Geometry may be a bane for many students but an artificial intelligence system called GeoS appears competent in the subject. The AI is capable of solving SAT geometry questions on par with the level of an average 11th grade student in the U.S.
The system, which was developed by researchers from the University of Washington and Allen Institute for Artificial Intelligence (AI2), uses computer vision for interpreting diagrams, natural language processing, and a geometric solver that allowed the AI to achieve a 49 percent score on official SAT test questions.
GeoS answered unaltered SAT question that it has not yet encountered before and which required an understanding of ambiguous references, implicit relationships, and relationships between natural language texts and diagrams.
The AI solves the problems by interpreting a question using the text and diagram in concert to come up with the best possible expressions of the problem that it sends to the geometric solver for solution. The machine then compares this answer to the choices in the multiple choice for that question.
"In our experiments, GEOS achieves a 49% score on official SAT questions, and a score of 61% on practice questions," the researchers reported. "We show that by integrating textual and visual information, GEOS boosts the accuracy of dependency and semantic parsing of the question text."
Should the results be extrapolated to the entire Math SAT test, GeoS will receive an SAT score of 500, the average test score for this year.
AI2 CEO Oren Etzioni said that standardized tests such as the SAT offer a means for researchers to measure the reasoning ability of a machine and compare this with that of a human.

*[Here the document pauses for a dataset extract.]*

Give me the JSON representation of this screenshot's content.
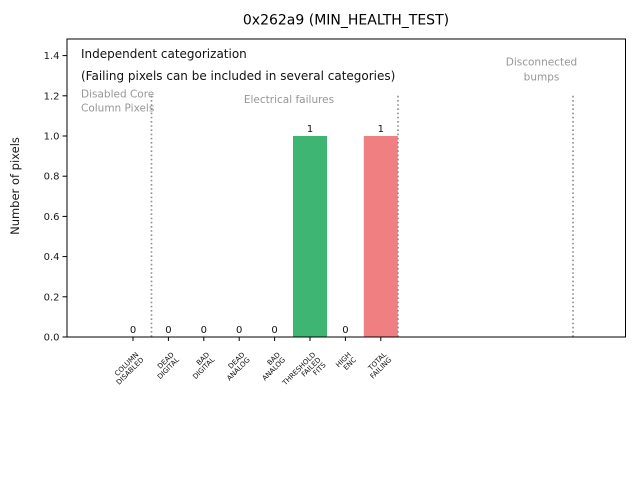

"Much of what we understand from text and graphics is not explicitly stated, and requires far more knowledge than we appreciate," Etzioni said. "Creating a system to be able to successfully take these tests is challenging, and we are proud to achieve these unprecedented results."
Many of the new AI systems are advanced in detecting patterns what but makes GeoS different is that it tries to make sense of the data that it is fed. It analyzes the diagrams and texts and then applies geometry information that it knows about to determine what the question is asking for.
While a typical computer vision algorithm can determine if an image is a geometric diagram, GeoS is in essence tries to understand this particular diagram.